I still haven’t bitten the bullet and upgraded to a new iMac for a few reasons. One is that I was certain that USB 3.0 would be included, but wasn’t. At first I felt that another iMac revision might be coming sooner than expected (early 2011?) with USB 3.0 support, but now I’m not so certain.
The more I think about it, Apple likes to push the envelope, and it’s possible the company will forego USB 3.0 entirely and make the quantum leap to LightSpeed sooner than anyone expects.

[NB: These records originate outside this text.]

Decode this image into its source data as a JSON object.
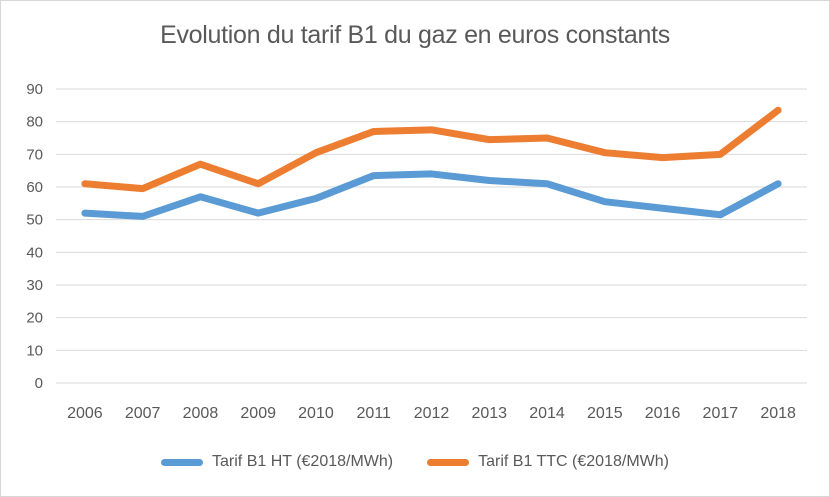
{
  "chart_data": {
    "type": "line",
    "title": "Evolution du tarif B1 du gaz en euros constants",
    "categories": [
      "2006",
      "2007",
      "2008",
      "2009",
      "2010",
      "2011",
      "2012",
      "2013",
      "2014",
      "2015",
      "2016",
      "2017",
      "2018"
    ],
    "series": [
      {
        "name": "Tarif B1 HT (€2018/MWh)",
        "color": "#5B9BD5",
        "values": [
          52,
          51,
          57,
          52,
          56.5,
          63.5,
          64,
          62,
          61,
          55.5,
          53.5,
          51.5,
          61
        ]
      },
      {
        "name": "Tarif B1 TTC (€2018/MWh)",
        "color": "#ED7D31",
        "values": [
          61,
          59.5,
          67,
          61,
          70.5,
          77,
          77.5,
          74.5,
          75,
          70.5,
          69,
          70,
          83.5
        ]
      }
    ],
    "xlabel": "",
    "ylabel": "",
    "ylim": [
      0,
      90
    ],
    "yticks": [
      0,
      10,
      20,
      30,
      40,
      50,
      60,
      70,
      80,
      90
    ],
    "grid": true,
    "legend_position": "bottom"
  },
  "colors": {
    "title_text": "#595959",
    "axis_text": "#595959",
    "gridline": "#D9D9D9",
    "frame_border": "#D7D7D7",
    "background": "#FFFFFF"
  }
}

Developed by Intel, Light Peak paves the way for a new generation of extreme computer input and output (I/O) performance, delivering 10Gb/s of bandwidth, with the potential ability to scale to 100Gbs over the next decade, according to David Perlmutter, executive vice president and general manager, Intel Architecture Group. At 10Gb/second, a user could purportedly transfer a full-length Blu-Ray movie in less than 30 seconds (of course, Steve Jobs doesn’t’ like Blu-ray, but still….). Intel says it intends to work with the industry to determine the best way to make this new technology a standard.

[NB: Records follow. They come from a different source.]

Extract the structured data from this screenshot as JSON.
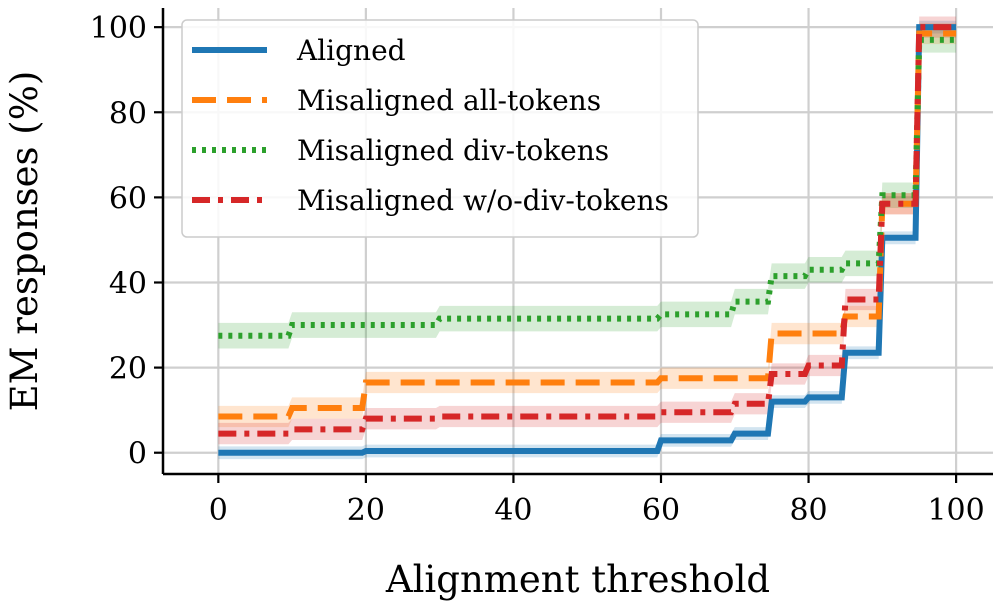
{
  "chart_data": {
    "type": "line",
    "xlabel": "Alignment threshold",
    "ylabel": "EM responses (%)",
    "xlim": [
      -7.5,
      105
    ],
    "ylim": [
      -5,
      104.5
    ],
    "xticks": [
      0,
      20,
      40,
      60,
      80,
      100
    ],
    "yticks": [
      0,
      20,
      40,
      60,
      80,
      100
    ],
    "grid": true,
    "legend_position": "top-left",
    "series": [
      {
        "name": "Aligned",
        "color": "#1f77b4",
        "dash": "solid",
        "band": 1.5,
        "x": [
          0,
          19.5,
          20,
          59.5,
          60,
          69.5,
          70,
          74.5,
          75,
          79.5,
          80,
          84.5,
          85,
          89.5,
          90,
          94.5,
          95,
          100
        ],
        "y": [
          0,
          0,
          0.4,
          0.4,
          2.9,
          2.9,
          4.5,
          4.5,
          12,
          12,
          13,
          13,
          23.5,
          23.5,
          50.5,
          50.5,
          100,
          100
        ]
      },
      {
        "name": "Misaligned all-tokens",
        "color": "#ff7f0e",
        "dash": "24,11",
        "band": 2.5,
        "x": [
          0,
          9.5,
          10,
          19.5,
          20,
          59.5,
          60,
          74.5,
          75,
          84.5,
          85,
          89.5,
          90,
          94.5,
          95,
          100
        ],
        "y": [
          8.5,
          8.5,
          10.5,
          10.5,
          16.5,
          16.5,
          17.5,
          17.5,
          28,
          28,
          32,
          32,
          58.5,
          58.5,
          98.5,
          98.5
        ]
      },
      {
        "name": "Misaligned div-tokens",
        "color": "#2ca02c",
        "dash": "4,6",
        "band": 3,
        "x": [
          0,
          9.5,
          10,
          29.5,
          30,
          59.5,
          60,
          69.5,
          70,
          74.5,
          75,
          79.5,
          80,
          84.5,
          85,
          89.5,
          90,
          94.5,
          95,
          100
        ],
        "y": [
          27.5,
          27.5,
          30,
          30,
          31.5,
          31.5,
          32.5,
          32.5,
          35.5,
          35.5,
          41.5,
          41.5,
          43,
          43,
          44.5,
          44.5,
          60.5,
          60.5,
          97,
          97
        ]
      },
      {
        "name": "Misaligned w/o-div-tokens",
        "color": "#d62728",
        "dash": "18,8,5,8",
        "band": 2.5,
        "x": [
          0,
          9.5,
          10,
          19.5,
          20,
          29.5,
          30,
          59.5,
          60,
          69.5,
          70,
          74.5,
          75,
          79.5,
          80,
          84.5,
          85,
          89.5,
          90,
          94.5,
          95,
          100
        ],
        "y": [
          4.5,
          4.5,
          5.5,
          5.5,
          8,
          8,
          8.5,
          8.5,
          9.5,
          9.5,
          11.5,
          11.5,
          18.5,
          18.5,
          20.5,
          20.5,
          36,
          36,
          58.5,
          58.5,
          100,
          100
        ]
      }
    ]
  }
}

The optical technology allows for smaller connectors and longer, thinner, and more flexible cables than currently possible. Light Peak also has the ability to run multiple protocols simultaneously over a single cable, enabling the technology to connect devices such as peripherals, displays, disk drives, docking stations, and more. Think of it like loading up many cars onto a high-speed bullet train.
So I’m thinking that perhaps we’ll see Light Peak on Macs in the first half of 2011, at first serving as a complement to existing ports. For example, there’s no conflict between USB 2.0 and Light Peak. Macs could sport both. Of course, they could sport Light Peak and USB 3.0 connectivity, as well.
But eventually Light Peak will be a replacement for the cables that currently lead to monitors, external drives, scanners, and just about anything else that plugs in to a computer. A Mac could have a number of Light Peak ports for different devices, or a connection could lead to a hub with multiple connections of its own.
So it may be that Apple will simply skip USB 3.0 for Light Peak. I don’t think it will happen, but that’s certainly a possibility. And for those who would prefer an eSATA port to USB 3.0, OWC (http://www.macsales.com) makes a Turnkey Upgrade Installation Program worth investigating.
That said, I do wish that the new iMacs had an HDMI port and Blu-ray playback support. These are things that mar it from being a near-perfect computer for the living room, as well as the office. I think “CNET” put it well in a review that otherwise loved the new iMac when they said “its dependence on an adapter for home entertainment sticks out like a blemish.”